Example 1 — Given the outer circumference \(C_1\) and the inner radius \(r_2\) (mode c1r2)
Suppose a ring has an outer circumference of \(C_1 = 40\text{ cm}\) and an inner radius of \(r_2 = 5\text{ cm}\). First recover the outer radius from the circumference:
$$r_1 = \frac{C_1}{2\pi} = \frac{40}{2\times 3.14159265} = 6.3662\text{ cm}$$
Now compute the remaining six outputs:
- Outer radius: \(r_1 = 6.3662\text{ cm}\)
- Inner radius: \(r_2 = 5\text{ cm}\)
- Outer circumference: \(C_1 = 40\text{ cm}\) (given)
- Inner circumference: \(C_2 = 2\pi r_2 = 2\times 3.14159265\times 5 = 31.416\text{ cm}\)
- Outer circle area: \(A_1 = \pi r_1^2 = 3.14159265\times 6.3662^2 = \)127.32\(\text{ cm}^2\)
- Inner circle area: \(A_2 = \pi r_2^2 = 3.14159265\times 5^2 = 78.540\text{ cm}^2\)
- Annulus area: \(A_0 = A_1 - A_2 = 127.32 - 78.540 = \)48.784\(\text{ cm}^2\)
Example 2 — Given the annulus area \(A_0\) and the outer radius \(r_1\) (mode a0r1)
Suppose the ring of material has an annulus area of \(A_0 = 60\text{ in}^2\) and an outer radius of \(r_1 = 8\text{ in}\). Solve the defining formula for the inner radius:
$$r_2 = \sqrt{r_1^2 - \frac{A_0}{\pi}} = \sqrt{8^2 - \frac{60}{3.14159265}} = \sqrt{64 - 19.099} = \sqrt{44.901} = 6.7008\text{ in}$$
The full set of seven outputs is then:
- Outer radius: \(r_1 = 8\text{ in}\) (given)
- Inner radius: \(r_2 = 6.7008\text{ in}\)
- Outer circumference: \(C_1 = 2\pi r_1 = 2\times 3.14159265\times 8 = 50.265\text{ in}\)
- Inner circumference: \(C_2 = 2\pi r_2 = 2\times 3.14159265\times 6.7008 = 42.102\text{ in}\)
- Outer circle area: \(A_1 = \pi r_1^2 = 3.14159265\times 8^2 = 201.06\text{ in}^2\)
- Inner circle area: \(A_2 = \pi r_2^2 = 3.14159265\times 6.7008^2 = 141.06\text{ in}^2\)

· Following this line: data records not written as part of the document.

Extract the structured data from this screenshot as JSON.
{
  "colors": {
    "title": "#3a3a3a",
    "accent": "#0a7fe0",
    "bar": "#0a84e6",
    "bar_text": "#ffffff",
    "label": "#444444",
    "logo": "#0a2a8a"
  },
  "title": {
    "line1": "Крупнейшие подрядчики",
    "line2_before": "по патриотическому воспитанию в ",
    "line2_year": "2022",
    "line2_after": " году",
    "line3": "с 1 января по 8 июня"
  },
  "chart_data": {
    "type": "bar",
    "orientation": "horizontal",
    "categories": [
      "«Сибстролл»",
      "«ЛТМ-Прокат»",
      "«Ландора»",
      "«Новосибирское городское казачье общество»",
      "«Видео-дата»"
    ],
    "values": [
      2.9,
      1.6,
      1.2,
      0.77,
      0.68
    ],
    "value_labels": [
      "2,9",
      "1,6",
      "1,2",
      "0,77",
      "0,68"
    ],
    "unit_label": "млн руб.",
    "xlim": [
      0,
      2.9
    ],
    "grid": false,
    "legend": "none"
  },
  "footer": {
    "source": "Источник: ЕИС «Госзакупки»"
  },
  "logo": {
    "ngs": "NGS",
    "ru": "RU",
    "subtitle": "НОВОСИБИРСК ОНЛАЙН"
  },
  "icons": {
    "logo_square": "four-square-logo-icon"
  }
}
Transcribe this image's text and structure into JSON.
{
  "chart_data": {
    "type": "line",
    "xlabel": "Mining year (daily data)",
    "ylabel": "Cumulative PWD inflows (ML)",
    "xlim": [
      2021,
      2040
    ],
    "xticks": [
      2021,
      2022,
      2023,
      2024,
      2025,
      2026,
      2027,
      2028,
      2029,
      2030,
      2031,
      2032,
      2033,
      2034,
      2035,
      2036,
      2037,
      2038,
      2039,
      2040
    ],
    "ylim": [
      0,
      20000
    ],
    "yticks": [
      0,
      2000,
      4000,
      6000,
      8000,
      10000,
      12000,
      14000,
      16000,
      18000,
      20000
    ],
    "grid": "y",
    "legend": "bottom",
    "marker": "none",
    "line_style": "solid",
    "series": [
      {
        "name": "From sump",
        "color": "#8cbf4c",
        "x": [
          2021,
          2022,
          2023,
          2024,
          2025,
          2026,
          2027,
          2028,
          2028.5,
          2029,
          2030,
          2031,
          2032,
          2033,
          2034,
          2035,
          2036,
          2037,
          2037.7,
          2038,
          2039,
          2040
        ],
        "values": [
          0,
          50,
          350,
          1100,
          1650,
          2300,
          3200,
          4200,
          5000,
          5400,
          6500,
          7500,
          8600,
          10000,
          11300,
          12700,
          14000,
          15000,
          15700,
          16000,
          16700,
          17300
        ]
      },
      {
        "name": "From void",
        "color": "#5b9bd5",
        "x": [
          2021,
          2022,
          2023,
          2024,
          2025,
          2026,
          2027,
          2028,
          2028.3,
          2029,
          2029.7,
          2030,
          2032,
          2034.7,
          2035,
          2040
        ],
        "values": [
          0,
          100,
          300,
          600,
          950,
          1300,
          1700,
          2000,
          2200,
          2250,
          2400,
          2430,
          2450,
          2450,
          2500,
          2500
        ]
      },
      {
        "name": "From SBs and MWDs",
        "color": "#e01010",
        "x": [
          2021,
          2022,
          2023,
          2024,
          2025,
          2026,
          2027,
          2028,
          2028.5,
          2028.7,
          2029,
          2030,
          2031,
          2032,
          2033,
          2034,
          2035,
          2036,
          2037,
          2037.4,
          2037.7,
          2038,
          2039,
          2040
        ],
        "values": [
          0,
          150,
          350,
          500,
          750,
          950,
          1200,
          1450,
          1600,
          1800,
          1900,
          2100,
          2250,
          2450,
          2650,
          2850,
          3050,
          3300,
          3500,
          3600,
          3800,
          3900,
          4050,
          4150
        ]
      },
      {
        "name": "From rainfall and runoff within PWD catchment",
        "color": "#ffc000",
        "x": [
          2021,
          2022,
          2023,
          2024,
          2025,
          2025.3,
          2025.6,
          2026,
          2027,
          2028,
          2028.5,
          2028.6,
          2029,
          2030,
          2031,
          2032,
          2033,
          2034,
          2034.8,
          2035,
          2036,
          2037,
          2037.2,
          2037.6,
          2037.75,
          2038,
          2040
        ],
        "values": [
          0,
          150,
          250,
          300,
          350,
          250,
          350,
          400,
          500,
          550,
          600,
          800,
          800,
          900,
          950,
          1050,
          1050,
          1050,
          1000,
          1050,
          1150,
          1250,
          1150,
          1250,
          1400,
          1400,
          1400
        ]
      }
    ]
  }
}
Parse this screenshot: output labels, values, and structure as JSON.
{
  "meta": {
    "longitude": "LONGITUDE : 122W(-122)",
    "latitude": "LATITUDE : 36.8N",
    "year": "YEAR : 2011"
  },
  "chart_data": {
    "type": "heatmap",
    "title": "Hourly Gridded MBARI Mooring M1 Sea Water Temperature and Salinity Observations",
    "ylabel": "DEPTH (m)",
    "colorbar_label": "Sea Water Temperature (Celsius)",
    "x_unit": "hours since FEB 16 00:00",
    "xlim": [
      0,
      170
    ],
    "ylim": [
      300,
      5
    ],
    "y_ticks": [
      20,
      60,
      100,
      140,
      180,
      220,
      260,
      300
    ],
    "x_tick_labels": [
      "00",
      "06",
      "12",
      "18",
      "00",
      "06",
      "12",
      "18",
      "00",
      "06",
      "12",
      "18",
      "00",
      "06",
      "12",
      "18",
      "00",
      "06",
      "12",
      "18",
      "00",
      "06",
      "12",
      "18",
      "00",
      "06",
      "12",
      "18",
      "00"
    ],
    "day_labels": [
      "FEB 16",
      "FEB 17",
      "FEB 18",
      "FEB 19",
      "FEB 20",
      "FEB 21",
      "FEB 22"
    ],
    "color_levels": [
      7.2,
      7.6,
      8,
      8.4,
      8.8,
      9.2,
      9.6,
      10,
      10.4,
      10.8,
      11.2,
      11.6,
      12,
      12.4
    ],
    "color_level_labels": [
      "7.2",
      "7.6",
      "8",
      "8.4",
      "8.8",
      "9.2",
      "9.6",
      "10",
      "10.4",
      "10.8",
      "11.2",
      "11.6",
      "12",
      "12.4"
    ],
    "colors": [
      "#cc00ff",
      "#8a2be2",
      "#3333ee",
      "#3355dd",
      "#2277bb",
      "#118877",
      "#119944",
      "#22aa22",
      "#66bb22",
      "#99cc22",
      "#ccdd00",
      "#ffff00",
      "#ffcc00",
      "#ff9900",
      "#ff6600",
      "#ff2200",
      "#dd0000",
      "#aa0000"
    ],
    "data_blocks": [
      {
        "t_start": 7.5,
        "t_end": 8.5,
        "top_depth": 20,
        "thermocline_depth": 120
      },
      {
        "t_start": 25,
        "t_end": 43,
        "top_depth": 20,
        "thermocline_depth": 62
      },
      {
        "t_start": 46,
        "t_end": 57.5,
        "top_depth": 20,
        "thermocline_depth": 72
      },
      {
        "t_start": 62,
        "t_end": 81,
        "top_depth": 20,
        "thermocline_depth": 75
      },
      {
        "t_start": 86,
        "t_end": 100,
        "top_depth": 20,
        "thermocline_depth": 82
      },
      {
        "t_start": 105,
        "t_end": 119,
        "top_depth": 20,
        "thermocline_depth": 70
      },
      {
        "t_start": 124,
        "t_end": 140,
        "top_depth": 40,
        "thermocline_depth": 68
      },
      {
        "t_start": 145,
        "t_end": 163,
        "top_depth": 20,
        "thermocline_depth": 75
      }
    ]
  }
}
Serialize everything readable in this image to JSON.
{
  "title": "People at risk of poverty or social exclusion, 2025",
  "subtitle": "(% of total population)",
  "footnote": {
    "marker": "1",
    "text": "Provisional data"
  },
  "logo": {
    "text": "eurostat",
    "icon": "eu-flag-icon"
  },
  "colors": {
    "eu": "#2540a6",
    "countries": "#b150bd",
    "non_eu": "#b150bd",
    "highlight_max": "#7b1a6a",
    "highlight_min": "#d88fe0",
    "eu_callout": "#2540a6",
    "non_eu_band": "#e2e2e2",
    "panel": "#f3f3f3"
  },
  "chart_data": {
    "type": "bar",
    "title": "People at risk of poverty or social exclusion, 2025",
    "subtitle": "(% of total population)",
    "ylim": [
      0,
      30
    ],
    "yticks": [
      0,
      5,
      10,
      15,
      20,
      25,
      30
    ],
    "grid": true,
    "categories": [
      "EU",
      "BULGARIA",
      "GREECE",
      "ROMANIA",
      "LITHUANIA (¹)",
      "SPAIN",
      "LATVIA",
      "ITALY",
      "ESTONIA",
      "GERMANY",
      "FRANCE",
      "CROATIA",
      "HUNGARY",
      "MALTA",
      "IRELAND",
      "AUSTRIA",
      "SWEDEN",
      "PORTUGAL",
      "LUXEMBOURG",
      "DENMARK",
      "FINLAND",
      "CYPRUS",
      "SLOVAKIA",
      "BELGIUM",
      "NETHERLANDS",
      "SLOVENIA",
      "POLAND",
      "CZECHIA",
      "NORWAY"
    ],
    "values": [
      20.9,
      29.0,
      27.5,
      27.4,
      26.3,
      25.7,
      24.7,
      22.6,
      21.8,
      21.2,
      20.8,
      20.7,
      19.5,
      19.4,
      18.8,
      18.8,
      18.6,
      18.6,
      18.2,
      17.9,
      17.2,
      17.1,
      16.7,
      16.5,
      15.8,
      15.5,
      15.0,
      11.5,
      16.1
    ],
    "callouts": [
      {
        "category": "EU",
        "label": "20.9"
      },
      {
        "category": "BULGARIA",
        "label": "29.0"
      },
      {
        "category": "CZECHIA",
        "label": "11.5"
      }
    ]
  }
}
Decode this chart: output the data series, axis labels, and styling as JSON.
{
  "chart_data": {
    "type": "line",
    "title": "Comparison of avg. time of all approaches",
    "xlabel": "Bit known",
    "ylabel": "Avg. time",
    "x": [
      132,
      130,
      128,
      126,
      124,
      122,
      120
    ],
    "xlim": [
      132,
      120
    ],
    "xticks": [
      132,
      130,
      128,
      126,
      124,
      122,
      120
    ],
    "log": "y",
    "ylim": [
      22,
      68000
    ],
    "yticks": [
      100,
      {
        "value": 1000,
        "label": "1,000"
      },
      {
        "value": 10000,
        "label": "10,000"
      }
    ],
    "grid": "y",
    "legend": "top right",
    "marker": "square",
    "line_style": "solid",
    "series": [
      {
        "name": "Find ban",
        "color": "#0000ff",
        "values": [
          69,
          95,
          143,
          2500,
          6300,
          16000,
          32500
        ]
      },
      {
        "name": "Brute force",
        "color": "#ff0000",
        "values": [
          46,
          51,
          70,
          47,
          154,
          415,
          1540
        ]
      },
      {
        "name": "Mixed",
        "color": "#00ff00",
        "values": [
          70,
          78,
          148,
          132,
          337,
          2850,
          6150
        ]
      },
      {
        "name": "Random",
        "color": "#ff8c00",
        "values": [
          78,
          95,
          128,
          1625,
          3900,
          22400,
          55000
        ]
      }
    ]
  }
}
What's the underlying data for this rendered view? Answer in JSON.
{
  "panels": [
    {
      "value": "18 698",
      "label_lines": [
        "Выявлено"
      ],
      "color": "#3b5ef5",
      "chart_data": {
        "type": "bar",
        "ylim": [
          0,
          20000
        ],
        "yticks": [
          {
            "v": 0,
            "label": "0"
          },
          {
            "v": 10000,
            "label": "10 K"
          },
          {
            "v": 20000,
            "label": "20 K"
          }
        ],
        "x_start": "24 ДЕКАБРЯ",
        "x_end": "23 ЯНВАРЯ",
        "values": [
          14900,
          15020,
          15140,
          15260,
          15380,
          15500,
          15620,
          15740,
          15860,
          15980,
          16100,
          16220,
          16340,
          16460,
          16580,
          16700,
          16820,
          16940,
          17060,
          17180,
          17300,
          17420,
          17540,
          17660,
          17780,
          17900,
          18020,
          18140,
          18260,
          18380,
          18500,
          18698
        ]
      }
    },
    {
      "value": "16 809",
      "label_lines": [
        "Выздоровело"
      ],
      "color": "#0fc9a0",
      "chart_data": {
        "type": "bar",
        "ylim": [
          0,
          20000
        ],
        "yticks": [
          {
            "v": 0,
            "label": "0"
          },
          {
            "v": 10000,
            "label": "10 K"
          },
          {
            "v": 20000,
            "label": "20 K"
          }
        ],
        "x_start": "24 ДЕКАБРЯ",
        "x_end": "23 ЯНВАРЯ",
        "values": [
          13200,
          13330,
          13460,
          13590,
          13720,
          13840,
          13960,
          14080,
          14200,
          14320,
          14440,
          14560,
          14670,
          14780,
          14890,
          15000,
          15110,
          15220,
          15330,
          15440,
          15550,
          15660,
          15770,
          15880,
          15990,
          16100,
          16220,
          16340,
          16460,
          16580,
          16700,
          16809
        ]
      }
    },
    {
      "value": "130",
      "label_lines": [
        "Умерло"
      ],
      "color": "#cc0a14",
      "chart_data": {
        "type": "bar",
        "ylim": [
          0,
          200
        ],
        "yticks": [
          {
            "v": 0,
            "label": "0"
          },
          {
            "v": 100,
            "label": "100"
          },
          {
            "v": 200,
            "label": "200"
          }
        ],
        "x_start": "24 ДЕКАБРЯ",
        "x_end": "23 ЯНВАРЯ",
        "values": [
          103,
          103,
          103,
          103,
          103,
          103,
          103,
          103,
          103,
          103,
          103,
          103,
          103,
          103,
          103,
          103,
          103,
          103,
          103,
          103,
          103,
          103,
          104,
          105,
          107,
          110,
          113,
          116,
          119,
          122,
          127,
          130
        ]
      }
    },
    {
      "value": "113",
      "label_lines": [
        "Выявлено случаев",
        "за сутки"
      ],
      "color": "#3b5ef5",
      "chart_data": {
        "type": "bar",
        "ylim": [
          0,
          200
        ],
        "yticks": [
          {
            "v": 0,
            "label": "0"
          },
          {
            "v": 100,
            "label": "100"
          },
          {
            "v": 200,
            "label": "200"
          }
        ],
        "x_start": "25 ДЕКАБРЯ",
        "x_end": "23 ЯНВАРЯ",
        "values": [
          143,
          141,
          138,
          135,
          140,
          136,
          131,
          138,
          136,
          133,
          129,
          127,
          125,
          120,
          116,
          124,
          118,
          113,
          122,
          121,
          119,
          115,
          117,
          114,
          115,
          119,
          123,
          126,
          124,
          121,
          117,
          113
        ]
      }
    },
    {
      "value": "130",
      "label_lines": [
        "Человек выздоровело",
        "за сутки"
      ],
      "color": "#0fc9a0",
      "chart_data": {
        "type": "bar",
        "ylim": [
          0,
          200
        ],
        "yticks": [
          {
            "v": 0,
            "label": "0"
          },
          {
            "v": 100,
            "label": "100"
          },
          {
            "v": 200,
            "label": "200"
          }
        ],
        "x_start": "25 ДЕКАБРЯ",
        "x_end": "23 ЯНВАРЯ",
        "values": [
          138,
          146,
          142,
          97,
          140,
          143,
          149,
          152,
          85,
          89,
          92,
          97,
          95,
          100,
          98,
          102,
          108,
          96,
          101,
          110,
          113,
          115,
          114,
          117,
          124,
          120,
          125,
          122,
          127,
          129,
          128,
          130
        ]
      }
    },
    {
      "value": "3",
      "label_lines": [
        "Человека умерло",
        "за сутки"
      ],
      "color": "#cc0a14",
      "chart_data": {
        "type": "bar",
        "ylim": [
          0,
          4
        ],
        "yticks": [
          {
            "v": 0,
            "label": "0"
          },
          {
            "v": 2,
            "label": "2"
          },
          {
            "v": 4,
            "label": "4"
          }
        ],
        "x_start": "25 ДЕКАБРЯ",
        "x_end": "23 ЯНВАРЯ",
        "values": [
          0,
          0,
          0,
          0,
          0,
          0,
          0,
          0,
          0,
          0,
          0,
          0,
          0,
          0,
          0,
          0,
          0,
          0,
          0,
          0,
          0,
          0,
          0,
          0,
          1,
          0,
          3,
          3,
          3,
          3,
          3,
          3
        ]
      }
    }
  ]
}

- Annulus area: \(A_0 = 201.06 - 141.06 = 60\text{ in}^2\) (given, confirming the solution)
Example 3 — Given both radii \(r_1\) and \(r_2\) (mode r1r2)
For a flat washer with \(r_1 = 12\text{ mm}\) and \(r_2 = 7\text{ mm}\), the outputs are computed directly:
- Outer radius: \(r_1 = 12\text{ mm}\)
- Inner radius: \(r_2 = 7\text{ mm}\)
- Outer circumference: \(C_1 = 2\pi\times 12 = 75.398\text{ mm}\)
- Inner circumference: \(C_2 = 2\pi\times 7 = 43.982\text{ mm}\)
- Outer circle area: \(A_1 = \pi\times 12^2 = 452.39\text{ mm}^2\)
- Inner circle area: \(A_2 = \pi\times 7^2 = 153.94\text{ mm}^2\)
- Annulus area: \(A_0 = \pi\left(12^2 - 7^2\right) = \pi\times 95 = \)298.45\(\text{ mm}^2\)
FAQ
Does it convert units? No. The unit is a display label only; all inputs are assumed to already be in the same chosen length unit, with areas in that unit squared.
Why must r1 be greater than r2? The annulus is the gap between the circles, so the outer circle must be larger. If your inputs imply \(r_2 \ge r_1\) (a negative square-root argument or an inner value bigger than the outer), the ring is degenerate and the calculator flags an error.
Can I change pi? Yes — the default is 3.14159265359, but you can enter 22/7 as 3.142857 or any positive value you like.